Exhibit 99.2
MANAGEMENT’S DISCUSSION AND ANALYSIS OF FINANCIAL CONDITION AND RESULTS OF OPERATIONS
Unless the context requires otherwise, references to “Holley,” “Holdings,” “we,” “us,” “our” and “the Company” in this section are to the business and operations of Holley Intermediate Holdings, Inc. and its consolidated subsidiaries. The following discussion and analysis should be read in conjunction with Holley’s condensed consolidated financial statements and related notes thereto included in this current report on Form 8-K filing. In addition to historical information, this discussion contains forward-looking statements that involve risks, uncertainties, and assumptions that could cause Holley’s actual results to differ materially from management’s expectations. Factors which could cause such differences are discussed herein and under the caption, “Cautionary Note Regarding Forward-Looking Statements,” in our registration statement, as filed with the SEC on July 21, 2021, and those in our subsequent filings with the SEC.
Overview
We are a designer, marketer, and manufacturer of high performance automotive aftermarket products serving car and truck enthusiasts, with sales, processing, and distribution facilities reaching most major markets in the United States, Canada, Europe and China. Holley designs, markets, manufactures and distributes a diversified line of performance automotive products including fuel injection systems, tuners, exhaust products, carburetors, safety equipment and various other performance automotive products. The Company’s products are designed to enhance street, off-road, recreational and competitive vehicle performance and safety.

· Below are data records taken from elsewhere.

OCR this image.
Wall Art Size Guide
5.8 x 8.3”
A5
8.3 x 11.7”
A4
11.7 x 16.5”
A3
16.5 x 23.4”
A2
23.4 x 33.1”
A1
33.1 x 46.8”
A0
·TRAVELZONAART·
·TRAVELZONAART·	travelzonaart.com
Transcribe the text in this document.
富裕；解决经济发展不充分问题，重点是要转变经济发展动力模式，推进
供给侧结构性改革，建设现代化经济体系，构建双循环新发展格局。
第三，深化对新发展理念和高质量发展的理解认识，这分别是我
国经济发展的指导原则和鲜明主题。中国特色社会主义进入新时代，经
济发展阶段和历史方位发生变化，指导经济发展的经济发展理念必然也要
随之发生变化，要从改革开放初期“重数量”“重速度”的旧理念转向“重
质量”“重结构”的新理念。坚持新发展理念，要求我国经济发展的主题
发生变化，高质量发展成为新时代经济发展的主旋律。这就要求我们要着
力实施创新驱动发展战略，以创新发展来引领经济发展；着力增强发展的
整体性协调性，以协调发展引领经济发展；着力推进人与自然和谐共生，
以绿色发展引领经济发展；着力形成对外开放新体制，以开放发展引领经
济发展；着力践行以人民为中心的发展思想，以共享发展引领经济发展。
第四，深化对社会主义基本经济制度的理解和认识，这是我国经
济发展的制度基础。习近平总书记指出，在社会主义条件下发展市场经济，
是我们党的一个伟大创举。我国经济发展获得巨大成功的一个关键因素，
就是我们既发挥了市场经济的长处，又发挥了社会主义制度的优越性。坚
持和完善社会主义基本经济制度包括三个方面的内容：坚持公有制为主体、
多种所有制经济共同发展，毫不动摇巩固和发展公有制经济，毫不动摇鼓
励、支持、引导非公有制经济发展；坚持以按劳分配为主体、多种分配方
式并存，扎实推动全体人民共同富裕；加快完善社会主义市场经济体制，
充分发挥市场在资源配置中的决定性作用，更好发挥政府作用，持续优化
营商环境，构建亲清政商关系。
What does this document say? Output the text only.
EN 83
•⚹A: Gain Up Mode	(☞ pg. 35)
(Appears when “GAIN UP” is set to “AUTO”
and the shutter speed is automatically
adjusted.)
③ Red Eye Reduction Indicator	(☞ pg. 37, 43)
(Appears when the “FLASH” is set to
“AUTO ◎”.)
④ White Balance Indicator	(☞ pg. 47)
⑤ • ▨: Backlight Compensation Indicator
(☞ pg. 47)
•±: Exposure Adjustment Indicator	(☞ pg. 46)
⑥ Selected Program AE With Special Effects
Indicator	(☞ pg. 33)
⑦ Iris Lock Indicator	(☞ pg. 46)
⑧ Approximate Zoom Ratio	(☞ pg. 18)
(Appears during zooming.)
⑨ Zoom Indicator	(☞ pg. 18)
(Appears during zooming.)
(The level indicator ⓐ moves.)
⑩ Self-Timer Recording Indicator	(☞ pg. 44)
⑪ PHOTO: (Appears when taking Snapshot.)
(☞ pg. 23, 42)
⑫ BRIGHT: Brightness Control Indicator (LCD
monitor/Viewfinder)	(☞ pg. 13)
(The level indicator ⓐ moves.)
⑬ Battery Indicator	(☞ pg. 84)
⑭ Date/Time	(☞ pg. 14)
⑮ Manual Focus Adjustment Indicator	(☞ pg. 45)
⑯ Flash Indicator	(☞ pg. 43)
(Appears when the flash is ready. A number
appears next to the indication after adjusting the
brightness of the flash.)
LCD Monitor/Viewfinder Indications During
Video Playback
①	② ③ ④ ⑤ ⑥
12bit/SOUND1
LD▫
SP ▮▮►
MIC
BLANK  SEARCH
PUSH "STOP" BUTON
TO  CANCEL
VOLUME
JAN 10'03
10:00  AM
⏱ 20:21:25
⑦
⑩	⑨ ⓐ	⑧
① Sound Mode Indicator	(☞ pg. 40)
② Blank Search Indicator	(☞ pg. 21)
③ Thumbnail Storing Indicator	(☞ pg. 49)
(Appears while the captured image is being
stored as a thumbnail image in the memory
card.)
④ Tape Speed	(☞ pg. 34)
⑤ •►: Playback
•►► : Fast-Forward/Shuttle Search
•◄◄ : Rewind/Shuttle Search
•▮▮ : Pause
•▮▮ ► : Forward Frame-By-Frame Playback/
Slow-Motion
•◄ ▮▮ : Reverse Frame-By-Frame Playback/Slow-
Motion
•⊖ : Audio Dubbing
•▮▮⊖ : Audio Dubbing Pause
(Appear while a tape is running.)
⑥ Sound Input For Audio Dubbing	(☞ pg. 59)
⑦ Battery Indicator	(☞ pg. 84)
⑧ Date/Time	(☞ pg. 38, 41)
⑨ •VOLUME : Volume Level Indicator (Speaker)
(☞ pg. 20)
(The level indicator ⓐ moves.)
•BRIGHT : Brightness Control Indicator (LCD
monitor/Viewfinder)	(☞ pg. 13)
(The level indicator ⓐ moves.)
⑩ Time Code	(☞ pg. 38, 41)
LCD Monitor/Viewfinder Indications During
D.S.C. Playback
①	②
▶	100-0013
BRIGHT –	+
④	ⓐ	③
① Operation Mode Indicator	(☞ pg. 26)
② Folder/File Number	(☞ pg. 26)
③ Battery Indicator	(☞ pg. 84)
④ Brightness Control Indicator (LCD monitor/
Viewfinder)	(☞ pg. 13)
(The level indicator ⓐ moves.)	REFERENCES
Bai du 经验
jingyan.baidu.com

Innovation is at the core of our business and growth strategy. Approximately 40%, 40% and 36%, of our annual sales for fiscal 2020, 2019 and 2018, respectively, were generated by products that we first introduced in just the last five years. We have a history of developing innovative products, including new products in existing product families, product line expansions, and accessories, as well as products that bring us into new categories. We have thoughtfully expanded our product portfolio over time to adapt to consumer needs.
In addition, we have historically used strategic acquisitions to (i) expand our brand portfolio, (ii) enter new product categories and consumer segments, (iii) increase direct-to-consumer (“DTC”) scale and connection, (iv) expand share in current product categories and (v) realize value-enhancing revenue and cost synergies. While we believe our business is positioned for continued organic growth, we intend to continue evaluating opportunities for strategic acquisitions that would complement our current business and expand our addressable target market. Between 2014 and the end of 2020 we completed eight acquisitions, which, in total, have generated $35 million of cost saving synergies through reductions in product cost, elimination of headcount, facility costs and other SG&A expenses.
Factors Affecting our Performance
We believe that our performance and future success depend on a number of factors that present significant opportunities for us but also pose risks and challenges, including those discussed below and those under the caption, “Risk Factors,” in our registration statement, as filed with the SEC on July 21, 2021, and those in our subsequent filings with the SEC.
Business Combination
On July 16, 2021 we consummated a business combination (“Business Combination”) pursuant to that certain Agreement and Plan of Merger dated March 11, 2021 (the “Merger Agreement”), by and among Empower Ltd., (“Empower”), Empower Merger Sub I Inc., a direct wholly owned subsidiary of Empower (“Merger Sub I”), Empower Merger Sub II LLC, a direct wholly owned subsidiary of Empower (“Merger Sub II”), and Holdings.
The Merger Agreement provided for, among other things, the following transactions: (i) Merger Sub I merged with and into Holdings, the separate corporate existence of Merger Sub I ceased and Holdings became the surviving corporation, and (ii) Holdings merged with and into Merger Sub II, the separate corporate existence of Holdings ceased and Merger Sub II became the surviving limited liability company. Upon closing, Empower changed its name to Holley Inc. and its trading symbol on the New York Stock Exchange (the “NYSE”) from “EMPW” to “HLLY.”